Why does this matter? It's the only metabolite that's NOT an organic acid, so it's the only one that will NOT lead to an anion gap acidosis (as evidenced by our patient's normal anion gap of 15 and normal pH). But you will see ketonemia and ketonuria. Think ketosis without acidosis. So despite the fact that patients often appear very intoxicated, this unique feature actually makes isopropyl alcohol much less toxic than the other alcohols.

Gaps

Let's calculate the serum osmolality (roughly) and osmol gap based on our patient's lab data:

Calculated serum osm: (2 x Na) + (BUN / 2.8) + (glucose / 18) = 270 + 7 + 6 = 283

Osmol gap: measured serum osm - calculated serum osm = 330 - 283 = 47 (elevated)

Why the elevated osmol gap? It's because the parent compound contributes to the measured serum osmolality (but is not accounted for in the calculated osmolality). The concept to grasp here is that an elevated osmol gap typically indicates early toxicity (when much of the parent compound (in this case, isopropanol, is present in the serum). As metabolism ensues, the osmol gap decreases. Now, with buildup of organic acid metabolites (as seen with methanol, ethylene glycol, and propylene glycol), you'll see a progressive increase in the anion gap as the osmol gap decreases. Remember, this is NOT the case for isopropyl alcohol; the anion gap will remain stable (since acetone is not contributing to it).

The conclusion

The patient remained hemodynamically stable and was admitted to the medical ICU for continued care. He suffered no other immediate complications. His mental status returned to baseline and he was extubated within 24 hours. He was placed on an involuntary psychiatric hold following medical clearance.

References

1. Olson KR & California Poison Control System. (2012). Poisoning & drug overdose. New York: Lange Medical Books/McGraw-Hill.

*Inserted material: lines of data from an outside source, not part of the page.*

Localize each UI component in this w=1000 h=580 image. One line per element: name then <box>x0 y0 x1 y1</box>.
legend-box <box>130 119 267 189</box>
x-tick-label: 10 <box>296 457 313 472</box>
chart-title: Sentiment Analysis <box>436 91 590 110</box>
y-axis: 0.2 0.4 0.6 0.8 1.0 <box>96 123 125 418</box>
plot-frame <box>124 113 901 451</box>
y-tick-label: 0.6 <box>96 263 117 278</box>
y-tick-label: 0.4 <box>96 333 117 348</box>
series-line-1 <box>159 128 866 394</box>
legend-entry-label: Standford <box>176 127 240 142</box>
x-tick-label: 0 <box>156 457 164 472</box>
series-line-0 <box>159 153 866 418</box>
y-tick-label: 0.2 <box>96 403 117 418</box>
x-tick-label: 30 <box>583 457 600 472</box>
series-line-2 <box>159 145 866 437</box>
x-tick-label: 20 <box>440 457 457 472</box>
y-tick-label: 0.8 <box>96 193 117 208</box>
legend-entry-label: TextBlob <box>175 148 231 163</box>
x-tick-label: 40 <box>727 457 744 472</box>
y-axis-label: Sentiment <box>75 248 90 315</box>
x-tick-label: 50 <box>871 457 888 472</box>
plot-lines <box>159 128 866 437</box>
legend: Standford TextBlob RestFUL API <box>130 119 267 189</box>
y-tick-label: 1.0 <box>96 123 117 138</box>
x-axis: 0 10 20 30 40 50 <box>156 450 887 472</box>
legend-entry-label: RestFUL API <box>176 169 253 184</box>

2. Sivilotti MLA. Isopropyl alcohol poisoning. In: UpToDate, Grayzel J (Ed), UpToDate, Waltham, MA, 2015.

3. Beadle KL, Helbling AR, Love SL, April MD, Hunter CJ. Isopropyl alcohol nasal inhalation for nausea in the emergency department: a randomized controlled trial. Ann Emerg Med 2016 Jul;68(1):1-9.

4. Slaughter RJ, Mason RW, Beasley DM, Vale JA, Schep LJ. Isopropanol poisoining. Clin Toxicol (Phila) 2014 Jun;52(5):470-8.